Problem 59 : XOR decryption
暴力
枚举key的三个字母对密文进行解密。
猜测原文中空格字符应占最多,故可筛选出若干个文本,人工识别即可。
find_the_key:
#include <cstdio>
using namespace std;
int a[10000],k,maxspace;
char ch;
void decrypt(int i,int j,int q){
int temp=0;
for(int t=0;t<=k;){
if(++t<=k&&(a[t-1]^i)==' ')temp++;
if(++t<=k&&(a[t-1]^j)==' ')temp++;
if(++t<=k&&(a[t-1]^q)==' ')temp++;
}
if(temp>=maxspace){
maxspace=temp;
printf("========================================\n");
for(int t=0;t<=k;){
if(++t<=k)putchar(a[t-1]^i);
if(++t<=k)putchar(a[t-1]^j);
if(++t<=k)putchar(a[t-1]^q);
}
printf("\n");
}
}
int main(void){
freopen("p059_cipher.txt","r",stdin);
freopen("output.txt","w",stdout);
for(;~scanf("%d%c",&a[k],&ch);++k);
for(int i='a';i<='z';++i)
for(int j='a';j<='z';++j)
for(int q='a';q<='z';++q)
decrypt(i,j,q);
}get_answer:
#include <cstdio>
#include <iostream>
#include <cstring>
using namespace std;
char a[]="(The Gospel of John, chapter 1) 1 In the beginning the Word already existed. He was with God, and he was God. 2 He was in the beginning with God. 3 He created everything there is. Nothing exists that he didn't make. 4 Life itself was in him, and this life gives light to everyone. 5 The light shines through the darkness, and the darkness can never extinguish it. 6 God sent John the Baptist 7 to tell everyone about the light so that everyone might believe because of his testimony. 8 John himself was not the light; he was only a witness to the light. 9 The one who is the true light, who gives light to everyone, was going to come into the world. 10 But although the world was made through him, the world didn't recognize him when he came. 11 Even in his own land and among his own people, he was not accepted. 12 But to all who believed him and accepted him, he gave the right to become children of God. 13 They are reborn! This is not a physical birth resulting from human passion or plan, this rebirth comes from God.14 So the Word became human and lived here on earth among us. He was full of unfailing love and faithfulness. And we have seen his glory, the glory of the only Son of the Father.";
int main(void){
int sum=0,len=strlen(a);
for(int i=0;i<len;++i)sum+=a[i];
printf("%d\n",sum);
}Problem 69 : Totient maximum
贪心
若$n=\prod_{i=0}^s p_i^{e_i}$是$n$的标准分解式,那么$\varphi (n)=n\prod_{i=0}^s (1-\frac{1}{p_i})$.于是$\frac{n}{\varphi (n)}=\frac{1}{\prod_{i=0}^s (1-\frac{1}{p_i})}$.
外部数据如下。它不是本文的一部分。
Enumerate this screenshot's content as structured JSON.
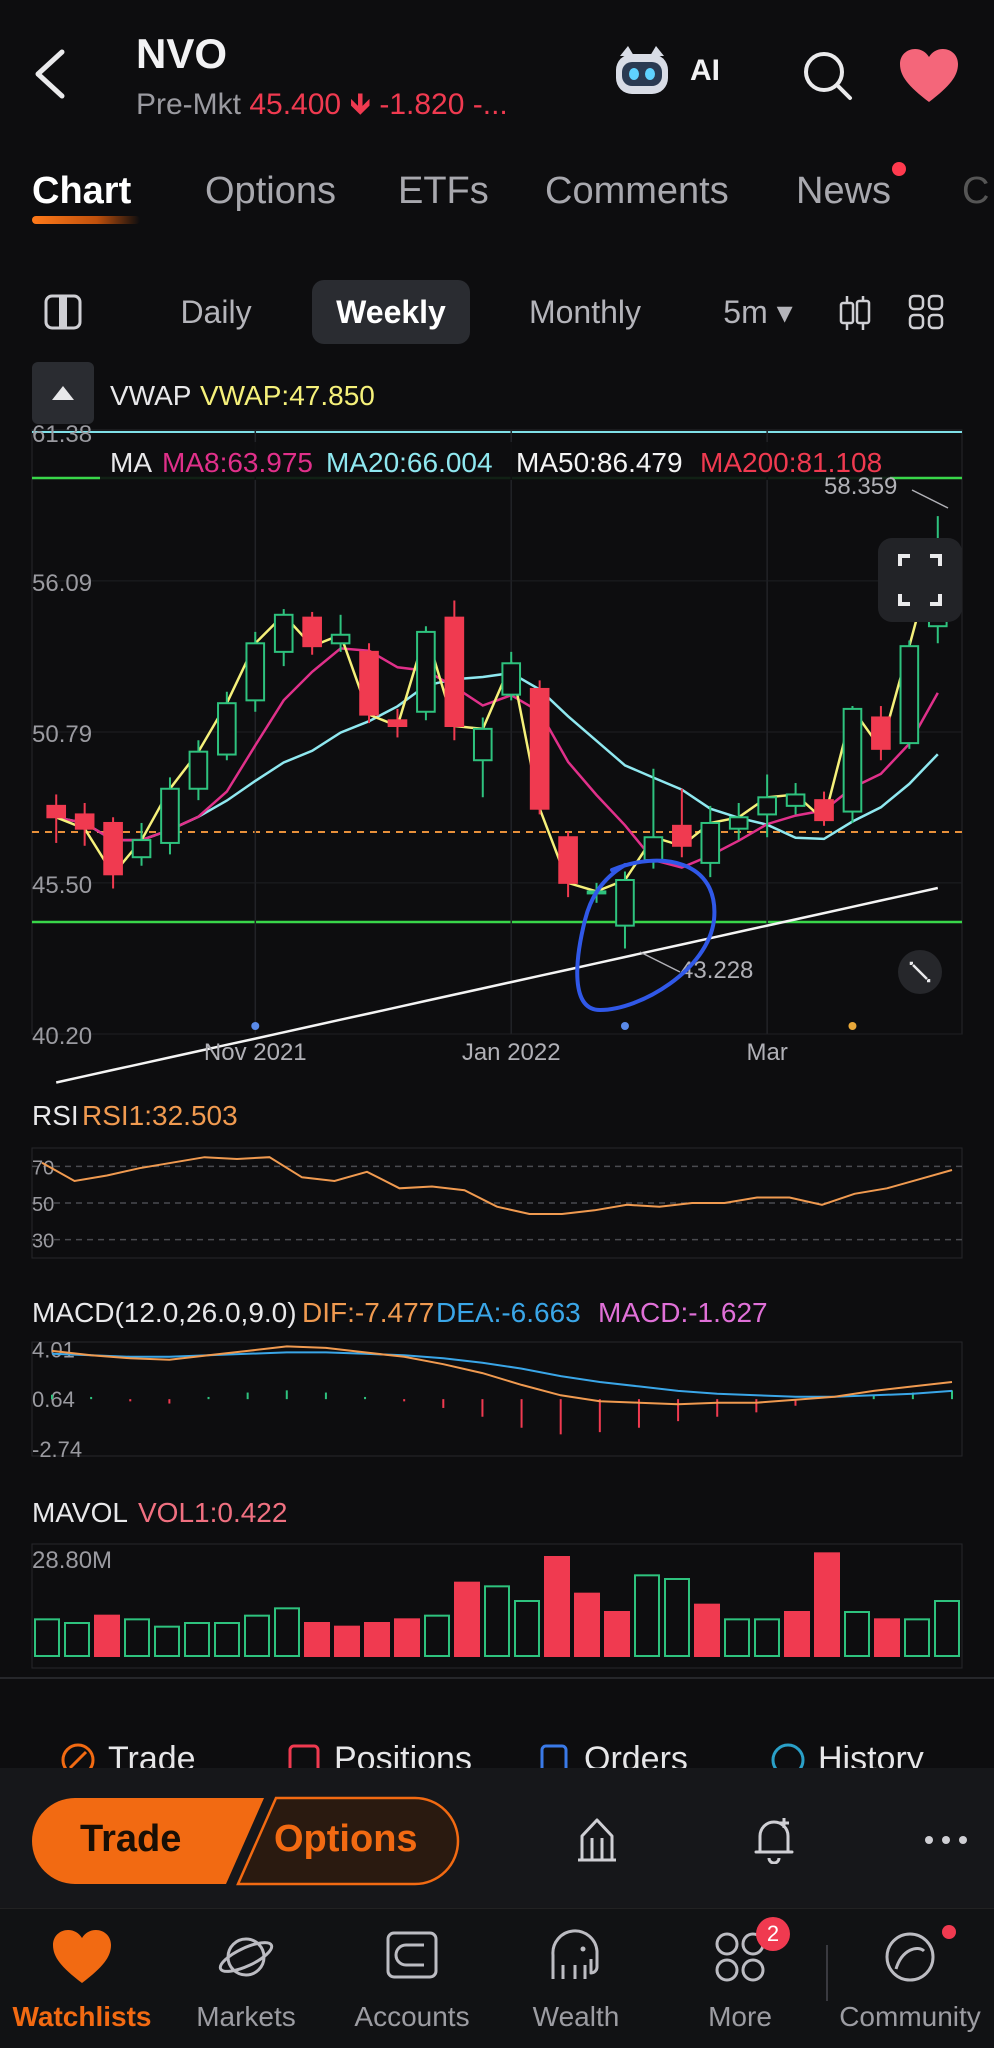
{
  "header": {
    "ticker": "NVO",
    "session": "Pre-Mkt",
    "price": "45.400",
    "change": "-1.820",
    "change_pct": "-...",
    "ai_label": "AI"
  },
  "tabs": [
    {
      "label": "Chart",
      "active": true
    },
    {
      "label": "Options"
    },
    {
      "label": "ETFs"
    },
    {
      "label": "Comments"
    },
    {
      "label": "News"
    },
    {
      "label": "C"
    }
  ],
  "periods": [
    {
      "label": "Daily"
    },
    {
      "label": "Weekly",
      "active": true
    },
    {
      "label": "Monthly"
    },
    {
      "label": "5m ▾"
    }
  ],
  "overlay": {
    "vwap_name": "VWAP",
    "vwap_value": "VWAP:47.850",
    "ma_name": "MA",
    "ma8": "MA8:63.975",
    "ma20": "MA20:66.004",
    "ma50": "MA50:86.479",
    "ma200": "MA200:81.108",
    "high_label": "58.359",
    "low_label": "43.228",
    "top_tick": "61.38"
  },
  "chart_data": {
    "type": "candlestick",
    "y_ticks": [
      "56.09",
      "50.79",
      "45.50",
      "40.20"
    ],
    "ylim": [
      40.2,
      61.38
    ],
    "x_ticks": [
      "Nov 2021",
      "Jan 2022",
      "Mar"
    ],
    "candles": [
      {
        "o": 48.2,
        "c": 47.8,
        "h": 48.6,
        "l": 46.9
      },
      {
        "o": 47.9,
        "c": 47.4,
        "h": 48.3,
        "l": 46.8
      },
      {
        "o": 47.6,
        "c": 45.8,
        "h": 47.8,
        "l": 45.3
      },
      {
        "o": 46.4,
        "c": 47.0,
        "h": 47.6,
        "l": 46.1
      },
      {
        "o": 46.9,
        "c": 48.8,
        "h": 49.2,
        "l": 46.5
      },
      {
        "o": 48.8,
        "c": 50.1,
        "h": 50.5,
        "l": 48.4
      },
      {
        "o": 50.0,
        "c": 51.8,
        "h": 52.2,
        "l": 49.8
      },
      {
        "o": 51.9,
        "c": 53.9,
        "h": 54.3,
        "l": 51.5
      },
      {
        "o": 53.6,
        "c": 54.9,
        "h": 55.1,
        "l": 53.1
      },
      {
        "o": 54.8,
        "c": 53.8,
        "h": 55.0,
        "l": 53.5
      },
      {
        "o": 53.9,
        "c": 54.2,
        "h": 54.9,
        "l": 53.6
      },
      {
        "o": 53.6,
        "c": 51.4,
        "h": 53.9,
        "l": 51.1
      },
      {
        "o": 51.2,
        "c": 51.0,
        "h": 51.6,
        "l": 50.6
      },
      {
        "o": 51.5,
        "c": 54.3,
        "h": 54.5,
        "l": 51.2
      },
      {
        "o": 54.8,
        "c": 51.0,
        "h": 55.4,
        "l": 50.5
      },
      {
        "o": 49.8,
        "c": 50.9,
        "h": 51.3,
        "l": 48.5
      },
      {
        "o": 52.1,
        "c": 53.2,
        "h": 53.6,
        "l": 51.9
      },
      {
        "o": 52.3,
        "c": 48.1,
        "h": 52.6,
        "l": 47.9
      },
      {
        "o": 47.1,
        "c": 45.5,
        "h": 47.3,
        "l": 45.0
      },
      {
        "o": 45.2,
        "c": 45.2,
        "h": 45.5,
        "l": 44.8
      },
      {
        "o": 44.0,
        "c": 45.6,
        "h": 45.9,
        "l": 43.2
      },
      {
        "o": 46.3,
        "c": 47.1,
        "h": 49.5,
        "l": 46.0
      },
      {
        "o": 47.5,
        "c": 46.8,
        "h": 48.8,
        "l": 46.4
      },
      {
        "o": 46.2,
        "c": 47.6,
        "h": 48.2,
        "l": 45.7
      },
      {
        "o": 47.4,
        "c": 47.8,
        "h": 48.3,
        "l": 47.0
      },
      {
        "o": 47.9,
        "c": 48.5,
        "h": 49.3,
        "l": 47.1
      },
      {
        "o": 48.2,
        "c": 48.6,
        "h": 49.0,
        "l": 47.9
      },
      {
        "o": 48.4,
        "c": 47.7,
        "h": 48.7,
        "l": 47.5
      },
      {
        "o": 48.0,
        "c": 51.6,
        "h": 51.7,
        "l": 47.6
      },
      {
        "o": 51.3,
        "c": 50.2,
        "h": 51.7,
        "l": 49.8
      },
      {
        "o": 50.4,
        "c": 53.8,
        "h": 54.0,
        "l": 50.2
      },
      {
        "o": 54.5,
        "c": 57.5,
        "h": 58.36,
        "l": 53.9
      }
    ],
    "rsi": {
      "label": "RSI",
      "value_label": "RSI1:32.503",
      "ticks": [
        "70",
        "50",
        "30"
      ],
      "values": [
        72,
        62,
        65,
        69,
        72,
        75,
        74,
        75,
        64,
        62,
        67,
        58,
        59,
        57,
        48,
        44,
        44,
        46,
        49,
        48,
        50,
        50,
        53,
        53,
        49,
        55,
        58,
        63,
        68
      ]
    },
    "macd": {
      "label": "MACD(12.0,26.0,9.0)",
      "dif": "DIF:-7.477",
      "dea": "DEA:-6.663",
      "macd": "MACD:-1.627",
      "ticks": [
        "4.01",
        "0.64",
        "-2.74"
      ],
      "dif_values": [
        3.9,
        3.6,
        3.4,
        3.3,
        3.6,
        3.9,
        4.2,
        4.1,
        3.8,
        3.5,
        3.0,
        2.4,
        1.6,
        0.9,
        0.5,
        0.4,
        0.3,
        0.4,
        0.4,
        0.6,
        0.8,
        1.2,
        1.5,
        1.8
      ],
      "dea_values": [
        3.7,
        3.6,
        3.5,
        3.5,
        3.6,
        3.7,
        3.8,
        3.8,
        3.7,
        3.6,
        3.4,
        3.1,
        2.7,
        2.2,
        1.8,
        1.5,
        1.2,
        1.0,
        0.9,
        0.8,
        0.8,
        0.9,
        1.0,
        1.2
      ],
      "hist": [
        0.2,
        0.1,
        -0.1,
        -0.2,
        0.1,
        0.3,
        0.4,
        0.3,
        0.1,
        -0.1,
        -0.4,
        -0.8,
        -1.3,
        -1.6,
        -1.5,
        -1.3,
        -1.0,
        -0.8,
        -0.6,
        -0.3,
        0.0,
        0.2,
        0.3,
        0.4
      ]
    },
    "mavol": {
      "label": "MAVOL",
      "value_label": "VOL1:0.422",
      "max_label": "28.80M",
      "bars": [
        10,
        9,
        11,
        10,
        8,
        9,
        9,
        11,
        13,
        9,
        8,
        9,
        10,
        11,
        20,
        19,
        15,
        27,
        17,
        12,
        22,
        21,
        14,
        10,
        10,
        12,
        28,
        12,
        10,
        10,
        15
      ],
      "up": [
        true,
        true,
        false,
        true,
        true,
        true,
        true,
        true,
        true,
        false,
        false,
        false,
        false,
        true,
        false,
        true,
        true,
        false,
        false,
        false,
        true,
        true,
        false,
        true,
        true,
        false,
        false,
        true,
        false,
        true,
        true
      ]
    }
  },
  "quick_actions": [
    "Trade",
    "Positions",
    "Orders",
    "History"
  ],
  "action_bar": {
    "trade": "Trade",
    "options": "Options"
  },
  "nav": [
    {
      "label": "Watchlists",
      "active": true
    },
    {
      "label": "Markets"
    },
    {
      "label": "Accounts"
    },
    {
      "label": "Wealth"
    },
    {
      "label": "More",
      "badge": "2"
    },
    {
      "label": "Community"
    }
  ],
  "colors": {
    "up": "#2ec27e",
    "down": "#f03a50",
    "accent": "#f26a12",
    "vwap": "#f5f07a",
    "ma20": "#e0308a",
    "ma50": "#8fe8f0",
    "ma200": "#f4f4f4"
  }
}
而$p_i$是递增的,故每次贪心取最小的$p_i$可以得到最优解,故$n$为满足$n=\prod_{i=0}^t p_i \leqslant 1000,000$的最大的$n$ 。
代码如下:
#include <iostream>
#define N 100005
using namespace std;
bool vis[N];
int p[N],k;
void prime(){
for(int i=2;i<=100000;++i){
if(!vis[i])p[k++]=i;
for(int j=0;j<k&&i*p[j]<=100000;++j){
vis[i*p[j]]=1;
if(i%p[j]==0)break;
}
}
}
int main(void){
prime();
int ans=1;
for(int i=0;i<k&&ans*p[i]<=1000000;++i)ans*=p[i];
cout<<ans;
}Problem 71 : Ordered fractions
法里数列
$n$阶法里数列是$0$和$1$之间最简分数的数列,由小至大排列,每个分数的分母不大于$n$。
设$F_n$为$n$阶法里数列,则有如下性质:
- $|F_n|=|F_{n-1}|+\varphi (n)$.
因为$F_n$仅比$F_{n-1}$多了$E={\frac{p}{n}:(p,n)=1}$,其中$|E|=\varphi (n)$。由$|F_1|=2,$可推出$|F_n|=1+\sum_{i=1}^n \varphi(n)$.
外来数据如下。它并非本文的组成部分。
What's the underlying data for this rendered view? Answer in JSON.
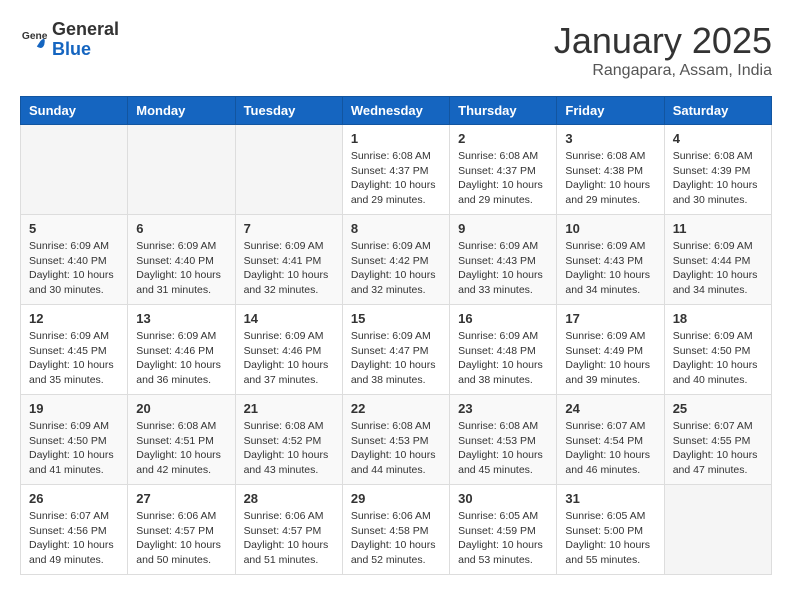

- 若$\frac{a}{b}$和$\frac{c}{d}$是某$k$阶法里数列的相邻项,且$\frac{a}{b} < \frac{c}{d}$,则它们之差为$\frac{1}{bd}$,也就是说$bc-ad=1$。反之同样成立:若$\frac{a}{b}$,$\frac{c}{d}$均为真分数,且$\frac{a}{b} < \frac{c}{d}$,$bc-ad=1$,则有$\frac{a}{b}$和$\frac{c}{d}$在$k$阶法里数列中是邻项,$k=max{b,d}$.
- 若$\frac{a}{b}$和$\frac{c}{d}$是某$k$阶法里数列的相邻项,随着$k$增大,$\frac{a}{b}$和$\frac{c}{d}$间出现的第一项为$\frac{a+c}{b+d}$.
这里用到了法里数列的第三条性质。
代码如下:
#include <iostream>
using namespace std;
int main(void){
int a=2,b=5;
while(b+7<=1000000){
a+=3;
b+=7;
}
cout<<a;
}Problem 77 : Prime summations
二分+完全背包计数
设$n$的分解式的个数为$f(n)$,不难证明$f(n)$为单调函数,故若能较快求出$f(n)$则可用二分解.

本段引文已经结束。